08 750 brute , MSD w vfj tune, Vfj stage 3clutch w spider mod and #1 springs, 27" mudlites, BBW custom armor and bumpers. Hdpe skid plate, 3"MIMB snorkel, MIMB Rad relocate, louder visions skull cup holder. 
it's a trick!! Get an axe!! 
tapatalk


----------



## Polaris425 (Dec 16, 2004)

That's awesome.


----------



## wideawakejake (Sep 29, 2012)

that is awesome! they get big so fast. enjoy him!


----------



## dodge2500 (Jan 3, 2013)

getting him started young thats great


----------



## bruteguy750 (Oct 25, 2012)

I also have a "green machine" in the family. He loves to ride his little power wheels 4 wheeler. But more than he loves to ride I love to watch him.
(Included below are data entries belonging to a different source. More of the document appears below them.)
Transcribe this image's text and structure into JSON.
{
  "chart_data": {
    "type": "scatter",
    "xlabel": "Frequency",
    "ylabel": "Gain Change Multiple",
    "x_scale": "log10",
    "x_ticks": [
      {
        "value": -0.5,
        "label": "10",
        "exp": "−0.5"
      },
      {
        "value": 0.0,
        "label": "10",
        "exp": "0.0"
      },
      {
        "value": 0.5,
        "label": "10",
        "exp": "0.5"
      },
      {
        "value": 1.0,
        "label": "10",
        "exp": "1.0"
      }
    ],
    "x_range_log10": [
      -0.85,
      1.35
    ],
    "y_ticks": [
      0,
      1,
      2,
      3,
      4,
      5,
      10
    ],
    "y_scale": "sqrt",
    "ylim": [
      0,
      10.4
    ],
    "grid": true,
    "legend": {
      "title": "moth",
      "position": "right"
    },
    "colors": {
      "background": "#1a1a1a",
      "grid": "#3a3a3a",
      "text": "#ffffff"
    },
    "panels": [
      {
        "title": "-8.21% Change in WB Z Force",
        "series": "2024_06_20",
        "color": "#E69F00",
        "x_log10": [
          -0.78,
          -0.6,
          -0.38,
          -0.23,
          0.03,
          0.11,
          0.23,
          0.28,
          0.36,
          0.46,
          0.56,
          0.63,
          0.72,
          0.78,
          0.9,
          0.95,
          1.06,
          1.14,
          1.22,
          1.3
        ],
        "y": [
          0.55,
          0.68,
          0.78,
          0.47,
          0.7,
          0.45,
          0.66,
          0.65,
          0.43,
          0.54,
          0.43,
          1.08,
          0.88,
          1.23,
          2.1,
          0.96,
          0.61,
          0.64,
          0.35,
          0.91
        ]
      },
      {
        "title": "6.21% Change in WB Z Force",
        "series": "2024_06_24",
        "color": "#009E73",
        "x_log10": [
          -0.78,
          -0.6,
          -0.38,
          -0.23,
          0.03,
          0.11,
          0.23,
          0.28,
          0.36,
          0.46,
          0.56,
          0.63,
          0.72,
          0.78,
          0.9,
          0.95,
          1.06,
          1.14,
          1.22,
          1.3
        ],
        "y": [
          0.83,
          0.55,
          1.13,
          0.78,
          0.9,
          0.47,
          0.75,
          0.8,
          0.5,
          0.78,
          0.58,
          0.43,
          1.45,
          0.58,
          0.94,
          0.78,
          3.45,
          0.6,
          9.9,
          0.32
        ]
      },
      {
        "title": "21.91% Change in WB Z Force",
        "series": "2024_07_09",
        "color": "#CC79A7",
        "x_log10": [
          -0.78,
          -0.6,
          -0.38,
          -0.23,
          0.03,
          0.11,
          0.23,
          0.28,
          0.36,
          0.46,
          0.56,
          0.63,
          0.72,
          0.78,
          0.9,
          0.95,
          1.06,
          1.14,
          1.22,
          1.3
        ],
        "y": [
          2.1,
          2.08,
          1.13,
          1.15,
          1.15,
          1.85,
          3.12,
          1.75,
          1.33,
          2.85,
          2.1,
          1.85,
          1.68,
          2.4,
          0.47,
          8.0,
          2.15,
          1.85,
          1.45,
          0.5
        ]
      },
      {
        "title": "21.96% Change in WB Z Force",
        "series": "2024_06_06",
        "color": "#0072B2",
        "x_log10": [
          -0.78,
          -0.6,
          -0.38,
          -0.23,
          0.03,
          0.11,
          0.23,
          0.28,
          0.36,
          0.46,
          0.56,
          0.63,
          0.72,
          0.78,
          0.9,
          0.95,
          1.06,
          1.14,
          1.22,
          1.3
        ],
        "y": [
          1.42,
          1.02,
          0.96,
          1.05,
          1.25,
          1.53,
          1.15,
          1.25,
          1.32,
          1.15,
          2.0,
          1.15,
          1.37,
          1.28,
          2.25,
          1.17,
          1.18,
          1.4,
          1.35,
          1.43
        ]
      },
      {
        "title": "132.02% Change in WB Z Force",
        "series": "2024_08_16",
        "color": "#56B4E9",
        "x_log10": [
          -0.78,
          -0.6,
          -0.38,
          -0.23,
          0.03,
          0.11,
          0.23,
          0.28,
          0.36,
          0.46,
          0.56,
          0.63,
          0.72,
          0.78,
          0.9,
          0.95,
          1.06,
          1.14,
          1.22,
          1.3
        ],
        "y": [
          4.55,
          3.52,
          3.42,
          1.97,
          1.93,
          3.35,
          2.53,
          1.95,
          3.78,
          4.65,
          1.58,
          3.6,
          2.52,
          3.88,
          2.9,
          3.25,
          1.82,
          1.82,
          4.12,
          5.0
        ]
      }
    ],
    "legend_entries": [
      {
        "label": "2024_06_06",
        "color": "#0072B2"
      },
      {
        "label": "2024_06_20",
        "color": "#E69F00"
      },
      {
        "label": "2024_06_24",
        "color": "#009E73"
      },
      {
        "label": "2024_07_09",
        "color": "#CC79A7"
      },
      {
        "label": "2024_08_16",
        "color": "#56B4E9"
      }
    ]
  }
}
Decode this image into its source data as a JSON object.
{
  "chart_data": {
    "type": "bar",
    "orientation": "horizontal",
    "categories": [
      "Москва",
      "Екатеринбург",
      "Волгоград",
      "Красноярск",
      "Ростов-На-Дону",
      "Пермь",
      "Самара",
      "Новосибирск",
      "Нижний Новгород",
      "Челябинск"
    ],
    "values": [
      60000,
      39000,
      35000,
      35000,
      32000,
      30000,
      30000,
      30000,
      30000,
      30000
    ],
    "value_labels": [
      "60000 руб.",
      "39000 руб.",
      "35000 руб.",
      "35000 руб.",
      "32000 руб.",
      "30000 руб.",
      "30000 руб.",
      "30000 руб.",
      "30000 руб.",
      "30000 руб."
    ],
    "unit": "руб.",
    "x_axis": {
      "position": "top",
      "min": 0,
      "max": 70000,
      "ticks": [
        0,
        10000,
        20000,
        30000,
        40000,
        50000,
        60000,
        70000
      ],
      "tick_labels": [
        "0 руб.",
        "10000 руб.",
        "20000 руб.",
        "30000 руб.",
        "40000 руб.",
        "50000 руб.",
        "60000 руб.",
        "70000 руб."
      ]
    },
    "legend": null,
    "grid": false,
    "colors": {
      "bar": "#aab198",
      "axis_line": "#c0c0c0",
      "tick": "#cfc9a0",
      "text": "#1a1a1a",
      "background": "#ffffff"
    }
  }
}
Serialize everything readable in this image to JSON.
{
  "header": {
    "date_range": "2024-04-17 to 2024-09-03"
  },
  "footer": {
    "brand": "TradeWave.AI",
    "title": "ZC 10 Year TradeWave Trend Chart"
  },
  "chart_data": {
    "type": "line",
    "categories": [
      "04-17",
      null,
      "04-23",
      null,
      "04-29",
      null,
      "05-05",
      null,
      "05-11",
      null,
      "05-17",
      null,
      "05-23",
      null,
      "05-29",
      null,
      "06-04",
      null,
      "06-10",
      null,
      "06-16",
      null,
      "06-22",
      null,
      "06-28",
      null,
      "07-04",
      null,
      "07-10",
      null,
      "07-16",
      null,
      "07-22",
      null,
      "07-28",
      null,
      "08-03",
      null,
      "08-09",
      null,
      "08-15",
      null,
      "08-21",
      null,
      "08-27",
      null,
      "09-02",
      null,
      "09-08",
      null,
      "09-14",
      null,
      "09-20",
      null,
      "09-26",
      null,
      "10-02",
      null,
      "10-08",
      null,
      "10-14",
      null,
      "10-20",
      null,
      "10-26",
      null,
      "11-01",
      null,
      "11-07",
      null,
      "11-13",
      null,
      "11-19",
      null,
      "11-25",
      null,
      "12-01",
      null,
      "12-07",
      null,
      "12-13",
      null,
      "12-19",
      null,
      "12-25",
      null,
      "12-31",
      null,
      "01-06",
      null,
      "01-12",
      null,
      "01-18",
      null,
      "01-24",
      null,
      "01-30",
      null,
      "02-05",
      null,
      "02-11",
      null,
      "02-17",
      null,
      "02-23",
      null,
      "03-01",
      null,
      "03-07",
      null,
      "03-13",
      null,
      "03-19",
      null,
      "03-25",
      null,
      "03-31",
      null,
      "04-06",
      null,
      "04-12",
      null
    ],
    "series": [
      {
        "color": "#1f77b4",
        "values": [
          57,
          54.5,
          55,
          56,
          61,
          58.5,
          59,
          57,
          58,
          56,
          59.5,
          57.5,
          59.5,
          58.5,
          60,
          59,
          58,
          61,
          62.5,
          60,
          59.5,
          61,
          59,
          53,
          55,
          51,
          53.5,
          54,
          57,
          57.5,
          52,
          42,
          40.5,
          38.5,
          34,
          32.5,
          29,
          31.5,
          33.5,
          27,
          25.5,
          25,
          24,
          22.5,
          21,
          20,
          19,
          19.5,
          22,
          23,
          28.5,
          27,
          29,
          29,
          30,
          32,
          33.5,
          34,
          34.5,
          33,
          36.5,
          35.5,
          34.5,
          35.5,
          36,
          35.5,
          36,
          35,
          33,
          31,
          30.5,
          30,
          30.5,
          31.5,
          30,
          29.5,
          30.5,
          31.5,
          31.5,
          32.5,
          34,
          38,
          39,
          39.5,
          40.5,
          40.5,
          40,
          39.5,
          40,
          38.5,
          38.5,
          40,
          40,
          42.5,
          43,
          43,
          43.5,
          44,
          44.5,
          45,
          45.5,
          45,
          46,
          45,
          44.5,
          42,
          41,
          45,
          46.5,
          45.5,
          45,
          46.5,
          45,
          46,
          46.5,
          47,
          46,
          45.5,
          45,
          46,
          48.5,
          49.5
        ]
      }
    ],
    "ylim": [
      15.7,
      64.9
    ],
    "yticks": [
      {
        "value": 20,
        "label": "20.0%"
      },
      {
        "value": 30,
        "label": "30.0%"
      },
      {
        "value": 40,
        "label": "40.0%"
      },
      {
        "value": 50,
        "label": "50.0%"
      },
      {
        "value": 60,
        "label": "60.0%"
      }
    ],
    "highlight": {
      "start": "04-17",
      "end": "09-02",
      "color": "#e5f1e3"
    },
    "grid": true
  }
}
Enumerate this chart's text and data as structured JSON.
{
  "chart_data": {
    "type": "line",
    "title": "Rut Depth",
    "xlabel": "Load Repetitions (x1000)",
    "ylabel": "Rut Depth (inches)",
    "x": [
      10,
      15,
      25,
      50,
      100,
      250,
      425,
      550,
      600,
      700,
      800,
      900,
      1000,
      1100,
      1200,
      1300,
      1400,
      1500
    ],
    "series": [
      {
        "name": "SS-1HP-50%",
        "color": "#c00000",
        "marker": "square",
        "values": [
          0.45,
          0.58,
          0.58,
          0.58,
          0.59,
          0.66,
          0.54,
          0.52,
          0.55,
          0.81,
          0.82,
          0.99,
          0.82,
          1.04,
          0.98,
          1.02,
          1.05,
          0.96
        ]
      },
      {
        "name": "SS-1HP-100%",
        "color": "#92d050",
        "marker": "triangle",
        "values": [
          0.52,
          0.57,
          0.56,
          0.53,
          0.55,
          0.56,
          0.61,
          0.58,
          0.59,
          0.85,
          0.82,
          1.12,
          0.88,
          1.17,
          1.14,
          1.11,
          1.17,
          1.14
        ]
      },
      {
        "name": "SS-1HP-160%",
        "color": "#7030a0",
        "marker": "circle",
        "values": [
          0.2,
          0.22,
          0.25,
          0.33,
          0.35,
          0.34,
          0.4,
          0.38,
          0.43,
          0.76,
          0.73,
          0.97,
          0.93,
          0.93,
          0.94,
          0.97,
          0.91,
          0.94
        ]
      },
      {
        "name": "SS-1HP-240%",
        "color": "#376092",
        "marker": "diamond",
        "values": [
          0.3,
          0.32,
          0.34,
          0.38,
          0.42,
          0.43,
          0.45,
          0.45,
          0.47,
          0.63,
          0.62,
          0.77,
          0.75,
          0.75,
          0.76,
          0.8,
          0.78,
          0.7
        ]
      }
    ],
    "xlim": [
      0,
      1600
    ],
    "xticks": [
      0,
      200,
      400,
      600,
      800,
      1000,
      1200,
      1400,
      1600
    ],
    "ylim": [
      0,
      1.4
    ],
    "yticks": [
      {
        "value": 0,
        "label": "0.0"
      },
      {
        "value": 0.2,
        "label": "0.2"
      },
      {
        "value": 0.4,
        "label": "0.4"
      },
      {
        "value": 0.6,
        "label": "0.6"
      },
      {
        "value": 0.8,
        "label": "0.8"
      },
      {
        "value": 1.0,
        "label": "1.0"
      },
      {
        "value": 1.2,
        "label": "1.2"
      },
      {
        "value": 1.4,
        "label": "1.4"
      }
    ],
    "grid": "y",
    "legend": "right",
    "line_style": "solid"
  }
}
I enjoy every minute I can.


----------



## Big D (Jun 23, 2009)

I love the look on his face....something tells me dad has that same look


----------



## Zrock (Oct 10, 2013)

hehe.. get them on them young.. love it.. got my girl a 12v car at the age of 2 and just got her a 110 gio at the age of 3.. she rides them both very responsible and great.. not gonna do what my parents did to me and would not let me ride anything.. that the reason i got hurt bad when i did start riding.. start them young and teach them right


----------